Superintendent Ron Thiele said Monday night that he wasn’t sure if Issaquah parents were ready to start thinking of their schools as “urban.”
“A lot of people move out here because they want a suburban life and they want a suburban school … not a hard-surface area,” he said.
But Thiele said the Issaquah School District was already moving toward denser schools — and if the fifth of its district that shares its name continues moving toward centralized development, denser schools will become a matter of necessity.
“We’re not building any more ramblers,” he said. “Our high schools are three stories, our new middle school is three stories. … We’re not afraid of building a school that accommodates an environment like this; there are just challenges.”
The Issaquah City Council and Issaquah School Board met Monday at the school district’s administration building for a joint meeting to discuss their current projects and “get [their] elbows in the mud,” as school board member Lisa Callan put it, to determine how they could dovetail their agendas. The two parties also hosted a panel of real estate and public development professionals to provide insight into how to approach the urbanization of schools.
Though school Finance Director Jake Kuper noted the staffs of the city and school system meet frequently to discuss practical matters such as the planning and construction of campuses, this week marked the first time the governments’ legislative bodies had met in four years.
At the Mandarin Garden restaurant in April 2012, the school board led a casual discussion about school boundaries, student population projections and potential bond projects.
But the City Council’s intervening passage of the urban-oriented Central Issaquah Plan meant that the city would lead the discussion this time around — a discussion that, for the most part, centered around impending and necessary urbanization.
“We don’t have green, forested land to put development in,” Economic Development Director Keith Niven said.
Currently, the school district doesn’t have any schools inside the 900 acres the city intends to see built up. But if Issaquah collects 21,000 new residents in the next two decades as expected, the families who move into the urban core will be expecting them.
“Nobody moves here because of the weather,” Councilmember Tola Marts said.
Meanwhile, the school district has faced its own explosion in growth. Two-thousand students have enrolled in the past four years and conservative projections for the next five years anticipate 2,000 more. Kuper guessed enrollment since October may have already allowed Issaquah School District to surpass the population of the neighboring Bellevue School District.
As the population grows, it’s also becoming increasingly diverse — students learning English as a second language could almost occupy their own high school, Thiele said.
Thiele called those changes exciting, but he and several members of the school board noted that it forced them to think about growth on a timeline that’s much shorter than the city’s 20-year projections.
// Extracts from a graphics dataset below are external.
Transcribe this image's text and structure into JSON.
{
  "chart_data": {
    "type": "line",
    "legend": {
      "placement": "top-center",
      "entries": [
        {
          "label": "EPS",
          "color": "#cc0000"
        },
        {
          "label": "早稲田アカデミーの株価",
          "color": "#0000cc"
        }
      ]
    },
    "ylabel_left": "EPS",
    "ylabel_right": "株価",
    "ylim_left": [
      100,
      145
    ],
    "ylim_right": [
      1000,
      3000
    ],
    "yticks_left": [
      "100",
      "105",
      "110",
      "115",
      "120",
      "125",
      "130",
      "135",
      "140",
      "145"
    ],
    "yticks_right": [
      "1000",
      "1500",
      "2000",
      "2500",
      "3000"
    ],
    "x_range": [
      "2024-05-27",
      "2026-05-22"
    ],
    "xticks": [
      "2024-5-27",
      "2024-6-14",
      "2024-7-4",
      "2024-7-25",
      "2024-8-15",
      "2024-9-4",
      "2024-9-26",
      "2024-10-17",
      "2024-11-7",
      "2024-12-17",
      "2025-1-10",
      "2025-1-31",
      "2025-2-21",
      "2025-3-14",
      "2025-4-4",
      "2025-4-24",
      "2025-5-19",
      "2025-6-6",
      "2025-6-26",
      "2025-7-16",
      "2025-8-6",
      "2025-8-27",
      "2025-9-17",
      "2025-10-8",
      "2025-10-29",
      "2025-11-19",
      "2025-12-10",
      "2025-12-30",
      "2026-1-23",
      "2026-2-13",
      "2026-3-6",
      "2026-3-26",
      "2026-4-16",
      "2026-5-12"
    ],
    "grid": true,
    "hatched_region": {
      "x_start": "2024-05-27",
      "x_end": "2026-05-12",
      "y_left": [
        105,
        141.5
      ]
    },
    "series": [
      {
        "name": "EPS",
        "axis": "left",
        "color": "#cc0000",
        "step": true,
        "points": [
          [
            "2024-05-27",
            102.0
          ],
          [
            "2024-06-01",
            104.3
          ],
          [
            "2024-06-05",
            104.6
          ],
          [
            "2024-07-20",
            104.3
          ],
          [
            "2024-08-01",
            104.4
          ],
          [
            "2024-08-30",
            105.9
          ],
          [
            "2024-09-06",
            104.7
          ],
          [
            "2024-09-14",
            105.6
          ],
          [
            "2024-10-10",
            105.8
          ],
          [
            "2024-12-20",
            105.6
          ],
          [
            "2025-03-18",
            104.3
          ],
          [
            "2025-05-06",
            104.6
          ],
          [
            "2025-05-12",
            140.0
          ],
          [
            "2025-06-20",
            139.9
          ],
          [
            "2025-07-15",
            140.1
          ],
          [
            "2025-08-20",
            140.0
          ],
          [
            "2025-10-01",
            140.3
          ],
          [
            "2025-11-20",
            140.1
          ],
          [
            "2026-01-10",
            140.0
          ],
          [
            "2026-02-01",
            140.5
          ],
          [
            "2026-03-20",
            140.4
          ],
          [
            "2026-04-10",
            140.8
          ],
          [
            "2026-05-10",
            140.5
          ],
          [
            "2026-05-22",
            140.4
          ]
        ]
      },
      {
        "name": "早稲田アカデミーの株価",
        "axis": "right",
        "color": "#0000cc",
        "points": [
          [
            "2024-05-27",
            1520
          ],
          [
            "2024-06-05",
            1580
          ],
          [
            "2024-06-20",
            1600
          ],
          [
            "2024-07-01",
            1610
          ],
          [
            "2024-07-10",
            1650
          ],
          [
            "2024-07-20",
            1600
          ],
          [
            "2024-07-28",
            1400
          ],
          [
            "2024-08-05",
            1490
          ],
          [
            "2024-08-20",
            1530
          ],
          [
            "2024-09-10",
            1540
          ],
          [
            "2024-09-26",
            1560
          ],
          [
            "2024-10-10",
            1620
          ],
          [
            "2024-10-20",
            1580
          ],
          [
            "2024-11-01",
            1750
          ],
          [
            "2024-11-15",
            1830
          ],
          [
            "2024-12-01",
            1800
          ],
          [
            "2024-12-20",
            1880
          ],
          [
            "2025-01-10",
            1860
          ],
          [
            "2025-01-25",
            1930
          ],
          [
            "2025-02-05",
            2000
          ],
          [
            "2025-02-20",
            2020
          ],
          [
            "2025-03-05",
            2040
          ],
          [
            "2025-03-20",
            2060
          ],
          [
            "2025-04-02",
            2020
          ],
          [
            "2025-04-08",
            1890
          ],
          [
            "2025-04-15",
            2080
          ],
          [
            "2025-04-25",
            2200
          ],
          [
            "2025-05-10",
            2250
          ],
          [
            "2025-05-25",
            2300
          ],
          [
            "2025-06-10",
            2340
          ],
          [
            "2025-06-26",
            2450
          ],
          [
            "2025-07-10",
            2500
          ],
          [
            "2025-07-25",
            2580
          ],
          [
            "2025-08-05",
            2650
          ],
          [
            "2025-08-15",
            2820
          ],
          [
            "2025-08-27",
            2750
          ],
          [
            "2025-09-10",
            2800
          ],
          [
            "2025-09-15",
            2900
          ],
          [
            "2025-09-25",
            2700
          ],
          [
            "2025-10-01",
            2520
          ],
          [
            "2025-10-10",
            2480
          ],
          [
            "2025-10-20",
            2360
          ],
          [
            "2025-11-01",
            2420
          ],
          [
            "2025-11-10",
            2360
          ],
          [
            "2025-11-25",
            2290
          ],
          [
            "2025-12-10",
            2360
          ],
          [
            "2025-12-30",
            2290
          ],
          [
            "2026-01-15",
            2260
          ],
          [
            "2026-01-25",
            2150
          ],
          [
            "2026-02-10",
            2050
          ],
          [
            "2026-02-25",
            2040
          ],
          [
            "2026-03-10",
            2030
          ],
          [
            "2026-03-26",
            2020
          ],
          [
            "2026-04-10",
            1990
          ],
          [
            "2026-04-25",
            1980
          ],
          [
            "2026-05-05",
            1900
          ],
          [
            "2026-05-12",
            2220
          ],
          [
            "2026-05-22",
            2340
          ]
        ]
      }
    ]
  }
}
The $500 million bond, if passed, would fund the addition of a fourth comprehensive high school, a sixth middle school and two new elementary schools that would likely be built out by 2020.
“[I’m] struck by how we’re dealing with very different time windows,” school board member Suzanne Weaver said. “I think I got halfway through this meeting when I fully wrapped my head around the fact that we’re thinking in terms of four-year timelines while [the city is] thinking about 20.”
Cynthia Berne, one of the guest panelists and a broker with experience in multi-stakeholder projects in Snohomish County, said now was the time for the city and district to start meshing their timelines.
“From here going forward, you can’t work independently anymore,” Berne said. “… Fifty years ago any jurisdiction could act independently and there wasn’t a need for [collaboration] but I think there is a need now and it will only get stronger.”
Weaver noted that it could be a tough sell for families if the school begins building schools that don’t have amenities — such as stadiums and play fields — that have become expected in traditionally suburban areas.
“In a district that talks a lot about equity, that’s a hard sell,” she said.
But another panelist and architect who has worked on several schools in city centers, Lorne McConachie, said urban schools can think outside the box to offer other amenities.
“Urban high schools, if they’re near a hospital for example, could offer medical or birthing classes,” he said. “The campus’ common space could see an intensity of use for youth groups, church groups, community theater groups. These are shifts that are pretty significant in the patterns of use in our facilities — not every high school gets a stadium.”